What about undefined?

– In JavaScript, undefined means a variable has been declared but not yet assigned a value. When a variable doesn’t have a defined value, then the value is undefined. The type of variable is obviously undefined, too.

let car;    // variable is declared, but the value is undefined, and type is undefined, too

– Any variable can be emptied by setting the value to undefined. The variable type will become undefined, too.

let car = { brand: "BMW", year: 2020, color: "black"};
car = undefined;   // Now both value and type is undefined

– If you’re looking for non-existent properties in an object, you will receive undefined:

let car = {};
console.log(car.brand); // undefined

What is the difference between null and undefined?

Both null and undefined are equal in value – the value doesn’t exist.
However, null and undefined are different in type. Variable type of undefined is undefined, while a variable type of null is an object. Let’s take a look:

console.log(typeof undefined); // undefined
console.log(typeof null); // object

or like this:

console.log(null === undefined); 
/* false, because with triple equality sign, 
the variable type is checked too */
console.log(null == undefined); 
/* true, because double equals test for loose equality 
and JavaScript performs type coercion, 
which means two values are first converted 
to a common type and then they are compared */

What is similar between null and undefined?

In theory, there are two major fields in which null and undefined are similar.
Both null and undefined are two of the six falsy values. The remaining four are false (FYI, any other value in JavaScript is considered truthy): 0 (zero), ” ” (an empty string), NaN (Not A Number).
Both null and undefined are two of the six primitive values (FYI, All other values in JavaScript are objects (objects, functions, arrays, etc.) The remaining four are boolean, number, string, and symbol.

What about a practical difference between null and undefined?

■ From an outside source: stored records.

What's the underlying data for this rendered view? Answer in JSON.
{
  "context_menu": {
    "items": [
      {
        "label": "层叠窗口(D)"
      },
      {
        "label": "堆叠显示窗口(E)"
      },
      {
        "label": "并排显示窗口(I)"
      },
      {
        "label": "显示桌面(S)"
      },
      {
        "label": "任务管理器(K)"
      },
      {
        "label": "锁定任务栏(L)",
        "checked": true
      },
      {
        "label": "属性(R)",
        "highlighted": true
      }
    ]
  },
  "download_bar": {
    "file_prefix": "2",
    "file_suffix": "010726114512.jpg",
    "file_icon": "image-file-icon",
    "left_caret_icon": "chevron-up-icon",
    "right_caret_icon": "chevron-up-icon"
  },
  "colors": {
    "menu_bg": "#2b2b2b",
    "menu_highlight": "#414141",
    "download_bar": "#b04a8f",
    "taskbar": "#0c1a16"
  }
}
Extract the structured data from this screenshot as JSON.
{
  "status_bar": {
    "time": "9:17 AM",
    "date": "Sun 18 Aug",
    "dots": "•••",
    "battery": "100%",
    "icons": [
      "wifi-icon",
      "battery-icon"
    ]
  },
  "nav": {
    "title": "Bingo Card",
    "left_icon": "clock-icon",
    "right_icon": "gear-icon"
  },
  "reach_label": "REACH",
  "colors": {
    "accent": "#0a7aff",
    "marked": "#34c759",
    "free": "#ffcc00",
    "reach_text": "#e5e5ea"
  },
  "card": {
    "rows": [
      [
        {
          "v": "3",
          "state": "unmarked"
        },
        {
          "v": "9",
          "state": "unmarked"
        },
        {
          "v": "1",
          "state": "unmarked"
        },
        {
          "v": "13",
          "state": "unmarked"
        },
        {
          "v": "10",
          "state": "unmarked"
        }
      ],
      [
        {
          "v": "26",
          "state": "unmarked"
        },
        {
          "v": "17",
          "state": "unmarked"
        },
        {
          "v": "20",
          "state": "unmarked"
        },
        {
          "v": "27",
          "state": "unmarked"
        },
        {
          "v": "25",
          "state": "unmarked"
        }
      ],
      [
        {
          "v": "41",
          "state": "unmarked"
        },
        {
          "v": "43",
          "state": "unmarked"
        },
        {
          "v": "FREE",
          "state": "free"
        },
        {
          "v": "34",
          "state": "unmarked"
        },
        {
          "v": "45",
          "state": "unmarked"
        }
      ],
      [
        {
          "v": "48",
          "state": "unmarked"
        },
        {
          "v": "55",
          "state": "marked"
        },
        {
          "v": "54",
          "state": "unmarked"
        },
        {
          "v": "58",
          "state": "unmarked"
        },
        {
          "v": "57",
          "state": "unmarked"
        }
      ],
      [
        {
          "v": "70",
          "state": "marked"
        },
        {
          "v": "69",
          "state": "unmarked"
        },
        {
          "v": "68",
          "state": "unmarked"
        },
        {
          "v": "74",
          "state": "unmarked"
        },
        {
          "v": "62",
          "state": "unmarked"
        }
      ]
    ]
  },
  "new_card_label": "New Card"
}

Let’s take a look at a practical difference between null and undefined in the following code:

let logMsg = (msg = 'see you soon') => {

In the code above a function named logMsg was created. This function demands one parameter and sets the default of that parameter to ‘see you soon’ if the parameter isn’t supplied. Let’s take a look:

logMsg(); // see you soon

Let’s supply a parameter to overwrite this default:

logMsg('thanks for reading'); // thanks for reading

When you have default parameters, undefined will use the default while null will not:

logMsg(undefined); // see you soon
logMsg(null); // null

When coding, some people always avoid null, but that’s not necessary. There is a valid reason to use it.
When you define a variable that is meant to later hold an object, one could advise initializing the variable to null instead of undefined. When doing that, you can explicitly check for the value null and that way see if the variable has been filled with an object reference at a later time.
Only use null if you explicitly want to denote the value of a variable as having “no value”.

However, if possible avoid returning null or setting variables to null. This practice leads to the spread of null values and verifications for null. Instead of using null, try to use objects with default properties, or even throw errors.